The DEA reports that only one percent of seized heroin in the United States originates in Afghanistan, noting that the majority comes from Latin America.

Speaking to Breitbart News as a concerned citizen, John Sopko, the SIGAR chief, questioned the DEA figure, noting that the heroin epidemic in the U.S. has primarily affected states that border Canada, where the majority of heroin originates in Afghanistan.

Even if the DEA is right and only a small portion of Afghan heroin makes it into the United States, that amount has likely fueled at least one of the tens of thousands of deadly drug overdoses that take place each year.

Nevertheless, President Trump failed to mention the Afghan opium problem when announcing his strategy for dealing with the Afghanistan war on Monday.

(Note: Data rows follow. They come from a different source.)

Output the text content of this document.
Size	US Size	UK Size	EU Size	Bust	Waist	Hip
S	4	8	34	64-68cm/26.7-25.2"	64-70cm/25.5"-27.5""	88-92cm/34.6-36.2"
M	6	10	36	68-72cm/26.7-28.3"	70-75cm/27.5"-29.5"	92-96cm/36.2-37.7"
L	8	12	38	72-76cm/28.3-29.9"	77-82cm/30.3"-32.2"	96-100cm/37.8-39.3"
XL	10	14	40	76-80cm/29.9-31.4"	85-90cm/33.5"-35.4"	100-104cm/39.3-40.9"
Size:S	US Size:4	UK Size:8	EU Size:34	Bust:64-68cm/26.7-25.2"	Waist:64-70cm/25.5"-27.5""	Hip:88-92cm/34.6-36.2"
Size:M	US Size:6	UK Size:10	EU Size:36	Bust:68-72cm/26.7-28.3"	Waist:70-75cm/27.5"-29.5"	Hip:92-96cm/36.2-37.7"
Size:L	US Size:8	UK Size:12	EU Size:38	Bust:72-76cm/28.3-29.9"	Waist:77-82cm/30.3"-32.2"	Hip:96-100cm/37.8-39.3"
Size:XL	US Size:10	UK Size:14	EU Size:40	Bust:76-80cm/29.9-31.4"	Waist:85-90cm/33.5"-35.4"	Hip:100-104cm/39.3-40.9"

The White House did not immediately respond to Breitbart News’s request for comment about what the Trump administration plans to do to combat the illegal opium business in Afghanistan.

Dr. Sebastian Gorka, who at the time was the deputy assistant to President Trump in the office of the chief strategist at the White House,  told Breitbart News in late July that the administration is committed to fighting opium cultivation and production in Afghanistan.

The president’s team is revising America’s failed $8.6 billion counternarcotics strategy, something his predecessor postponed until the Trump administration took office, SIGAR has found.

In the first few months of the Trump administration, there has been an increase in interdiction and eradication activity after counternarcotics operations nearly disappeared under former President Barack Obama’s tenure.

However, it remains unclear if President Trump will keep his predecessor’s anti-opium policies, or lack thereof, in place.

Considered one of his first major Afghanistan war decisions soon after taking office in 2009, Obama oversaw the end of the main U.S.-led eradication effort, deciding, instead, to assist local and national law enforcement in carrying out their anti-drug operations.

The move resulted in record opium production and more funding for the Taliban.

Obama placed a much-needed revision to the failed U.S. counternarcotics strategy on hold for more than two years, postponing the approval of the revised plan until the Trump administration took office.

Trump’s team is apparently still in the process of crafting a revised plan.

In July, William Brownfield, the assistant secretary of State for the Bureau of International Narcotics and Law Enforcement Affairs (INL), met with Afghan President Ashraf Ghani to discuss the Trump administration’s plans to combat illicit narcotics at the regional and global level.

Brownfield revealed that “US President Donald Trump has a strong will in the fight against drugs and since Afghanistan is one of the biggest producers of drugs in the world, the strategy could have a positive impact on Afghanistan,” the Afghan president’s office noted in a statement. “Meanwhile Ghani has welcomed US strategy to fight against drugs.

Referring to jihadist groups in Afghanistan, Trump vowed during his speech that his administration would “maximize sanctions and other financial and law enforcement actions against these networks to eliminate their ability to export terror.”

The U.S. commander-in-chief defined victory in Afghanistan as “attacking our enemies, obliterating ISIS [the Islamic State], crushing al-Qaeda, preventing the Taliban from taking over Afghanistan, and stopping mass terror attacks against America before they emerge.”

Despite an estimated $8.6 billion in American taxpayer funds devoted to combating illegal narcotics in Afghanistan, opium cultivation and production continues to increase, and “Afghanistan remains the world’s largest opium producer and exporter—producing an estimated 80% of the world’s opium,” noted SIGAR.

On Monday, President Trump announced that he will escalate America’s involvement in the ongoing war in Afghanistan, which began in October 2001.